Mike Wright shares some thoughts on maintaining personal well-being

Mike Wright

One way that I try to keep myself mentally fit is to keep physically fit. I don’t say that to suggest that you have to be physically fit to be happy: in fact, some of the most jovial personages are often represented as rich-living, portly, ruddy faced, bon vivant-type characters (I’m thinking Santa Claus, Buddha… and, of course, Brian Blessed!).
But - for me at least - a bit of physical exercise helps to get the endorphins flowing (whatever they are), plus gets me out the house and away from distractions for a little while. For me, running is a form of meditation. It helps me to shift the focus from my senses and thoughts and settle into a rhythm that allows me to direct my attention inwards. The result is I find myself aware and present, without forming any analytical judgements about my environment, the past, or the future. What is left: a sense of stillness and peace? I suspect this is what encouraged Forrest Gump in the famous 1990s movie to take up jogging and stop himself from dwelling over when he and his lady love would be ‘like peas and carrots again’.
Actually, if the words ‘I’m drunk’ are substituted for ‘I run’ (perhaps both a literal and figurative suggestion?), the following lyrics of Bob Dylan are quite fitting: Well, ask me why I’m drunk alla time/It levels my head and eases my mind. It seems that in fact most of us use some method of adjustment to reach a happy state.
However, I find it’s not really practical or possible to always be running - nor do I feel it to be positive to become addicted to practices that keep me from functioning and living in every day terms. So I have found other means of recalibrating myself towards happiness. I personally find that reading a poem, reciting certain song lyrics, or even just stopping and observing life happening, without interpreting it, can help. Like Tolstoy says, ‘In the name of God, stop a moment, cease your work, look around you’ – the old procrastinator!
Perrhaps try this: S.T.O.P....
There is an attitude expressed in Zen Buddhism I often remind myself of, as I feel it conveys a wholesome approach towards well-being. It upholds the practical wisdom that when we are hungry, we eat, when we are sleepy, we lay ourselves down - that our minds live harmoniously with necessary actions.
Obvious, right? Probably, but it isn’t always easy. I have experienced mornings when the alarm clock has seemingly beckoned an overwhelming task, as though I am Sisyphus, having to face rolling the proverbial boulder up a hill all Eternity, without knowing why.

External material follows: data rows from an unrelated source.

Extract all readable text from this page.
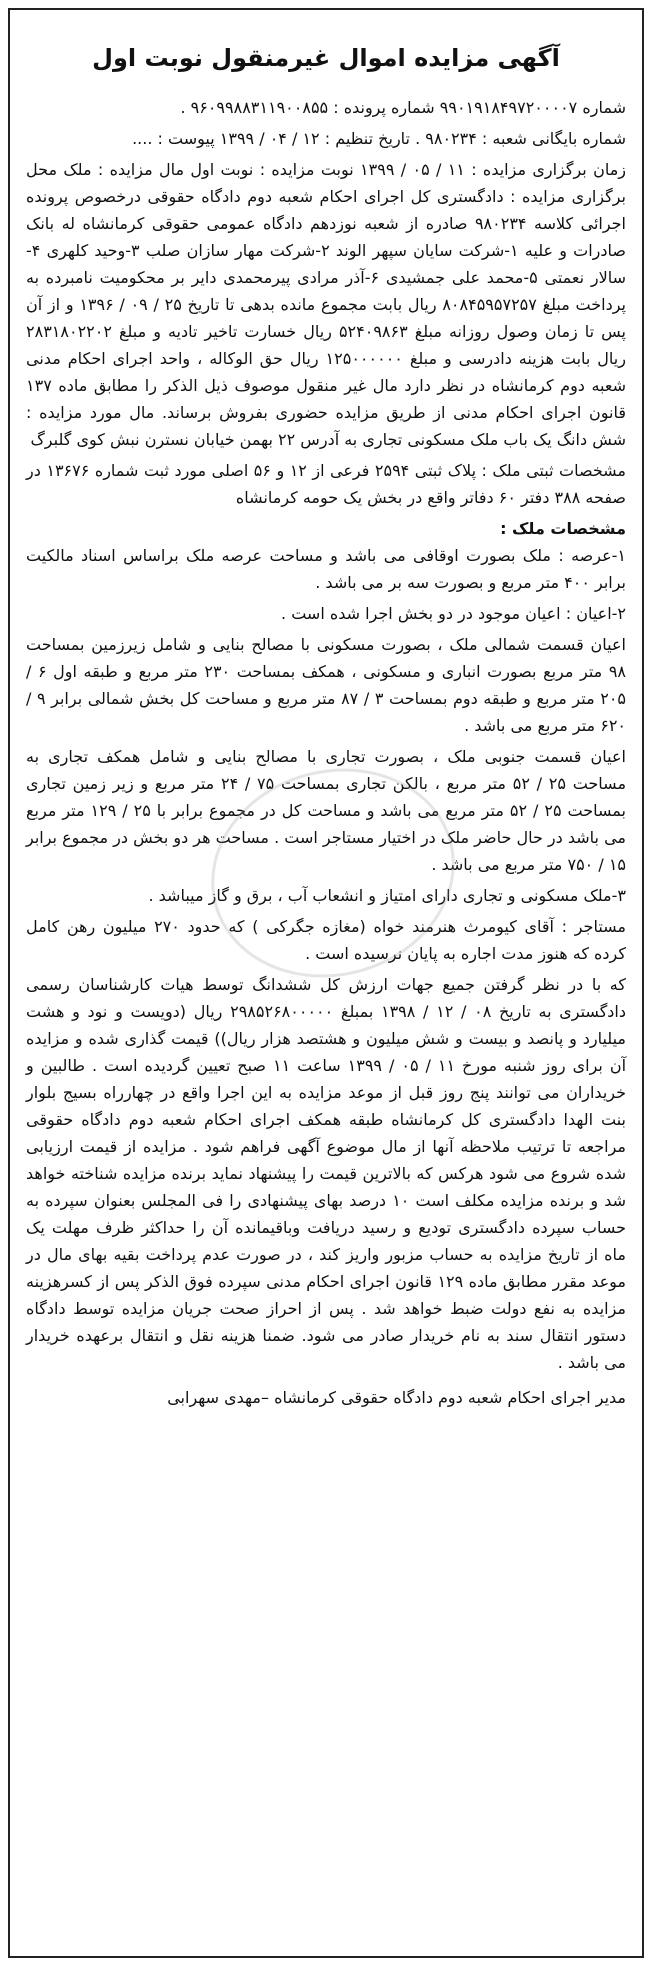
آگهی مزایده اموال غیرمنقول نوبت اول
شماره ۹۹۰۱۹۱۸۴۹۷۲۰۰۰۰۷ شماره پرونده : ۹۶۰۹۹۸۸۳۱۱۹۰۰۸۵۵ .
شماره بایگانی شعبه : ۹۸۰۲۳۴ . تاریخ تنظیم : ۱۲ / ۰۴ / ۱۳۹۹ پیوست : ....
زمان برگزاری مزایده : ۱۱ / ۰۵ / ۱۳۹۹ نوبت مزایده : نوبت اول مال مزایده : ملک محل برگزاری مزایده : دادگستری کل اجرای احکام شعبه دوم دادگاه حقوقی درخصوص پرونده اجرائی کلاسه ۹۸۰۲۳۴ صادره از شعبه نوزدهم دادگاه عمومی حقوقی کرمانشاه له بانک صادرات و علیه ۱-شرکت سایان سپهر الوند ۲-شرکت مهار سازان صلب ۳-وحید کلهری ۴-سالار نعمتی ۵-محمد علی جمشیدی ۶-آذر مرادی پیرمحمدی دایر بر محکومیت نامبرده به پرداخت مبلغ ۸۰۸۴۵۹۵۷۲۵۷ ریال بابت مجموع مانده بدهی تا تاریخ ۲۵ / ۰۹ / ۱۳۹۶ و از آن پس تا زمان وصول روزانه مبلغ ۵۲۴۰۹۸۶۳ ریال خسارت تاخیر تادیه و مبلغ ۲۸۳۱۸۰۲۲۰۲ ریال بابت هزینه دادرسی و مبلغ ۱۲۵۰۰۰۰۰۰ ریال حق الوکاله ، واحد اجرای احکام مدنی شعبه دوم کرمانشاه در نظر دارد مال غیر منقول موصوف ذیل الذکر را مطابق ماده ۱۳۷ قانون اجرای احکام مدنی از طریق مزایده حضوری بفروش برساند. مال مورد مزایده : شش دانگ یک باب ملک مسکونی تجاری به آدرس ۲۲ بهمن خیابان نسترن نبش کوی گلبرگ
مشخصات ثبتی ملک : پلاک ثبتی ۲۵۹۴ فرعی از ۱۲ و ۵۶ اصلی مورد ثبت شماره ۱۳۶۷۶ در صفحه ۳۸۸ دفتر ۶۰ دفاتر واقع در بخش یک حومه کرمانشاه
مشخصات ملک :
۱-عرصه : ملک بصورت اوقافی می باشد و مساحت عرصه ملک براساس اسناد مالکیت برابر ۴۰۰ متر مربع و بصورت سه بر می باشد .
۲-اعیان : اعیان موجود در دو بخش اجرا شده است .
اعیان قسمت شمالی ملک ، بصورت مسکونی با مصالح بنایی و شامل زیرزمین بمساحت ۹۸ متر مربع بصورت انباری و مسکونی ، همکف بمساحت ۲۳۰ متر مربع و طبقه اول ۶ / ۲۰۵ متر مربع و طبقه دوم بمساحت ۳ / ۸۷ متر مربع و مساحت کل بخش شمالی برابر ۹ / ۶۲۰ متر مربع می باشد .
اعیان قسمت جنوبی ملک ، بصورت تجاری با مصالح بنایی و شامل همکف تجاری به مساحت ۲۵ / ۵۲ متر مربع ، بالکن تجاری بمساحت ۷۵ / ۲۴ متر مربع و زیر زمین تجاری بمساحت ۲۵ / ۵۲ متر مربع می باشد و مساحت کل در مجموع برابر با ۲۵ / ۱۲۹ متر مربع می باشد در حال حاضر ملک در اختیار مستاجر است . مساحت هر دو بخش در مجموع برابر ۱۵ / ۷۵۰ متر مربع می باشد .
۳-ملک مسکونی و تجاری دارای امتیاز و انشعاب آب ، برق و گاز میباشد .
مستاجر : آقای کیومرث هنرمند خواه (مغازه جگرکی ) که حدود ۲۷۰ میلیون رهن کامل کرده که هنوز مدت اجاره به پایان نرسیده است .
که با در نظر گرفتن جمیع جهات ارزش کل ششدانگ توسط هیات کارشناسان رسمی دادگستری به تاریخ ۰۸ / ۱۲ / ۱۳۹۸ بمبلغ ۲۹۸۵۲۶۸۰۰۰۰۰ ریال (دویست و نود و هشت میلیارد و پانصد و بیست و شش میلیون و هشتصد هزار ریال)) قیمت گذاری شده و مزایده آن برای روز شنبه مورخ ۱۱ / ۰۵ / ۱۳۹۹ ساعت ۱۱ صبح تعیین گردیده است . طالبین و خریداران می توانند پنج روز قبل از موعد مزایده به این اجرا واقع در چهارراه بسیج بلوار بنت الهدا دادگستری کل کرمانشاه طبقه همکف اجرای احکام شعبه دوم دادگاه حقوقی مراجعه تا ترتیب ملاحظه آنها از مال موضوع آگهی فراهم شود . مزایده از قیمت ارزیابی شده شروع می شود هرکس که بالاترین قیمت را پیشنهاد نماید برنده مزایده شناخته خواهد شد و برنده مزایده مکلف است ۱۰ درصد بهای پیشنهادی را فی المجلس بعنوان سپرده به حساب سپرده دادگستری تودیع و رسید دریافت وباقیمانده آن را حداکثر ظرف مهلت یک ماه از تاریخ مزایده به حساب مزبور واریز کند ، در صورت عدم پرداخت بقیه بهای مال در موعد مقرر مطابق ماده ۱۲۹ قانون اجرای احکام مدنی سپرده فوق الذکر پس از کسرهزینه مزایده به نفع دولت ضبط خواهد شد . پس از احراز صحت جریان مزایده توسط دادگاه دستور انتقال سند به نام خریدار صادر می شود. ضمنا هزینه نقل و انتقال برعهده خریدار می باشد .
مدیر اجرای احکام شعبه دوم دادگاه حقوقی کرمانشاه –مهدی سهرابی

But if instead of despairing, I perhaps invoke the gentle and simple spirit of Donovan’s lyrics and sing, Happiness runs in a circular motion. Thought is like a little boat upon the sea. Everybody is a part of everything anyway. You can have everything if you let yourself be’, well, then I find the day starts to unfold a little more easily.
Worth a try in your case? I think it may well be.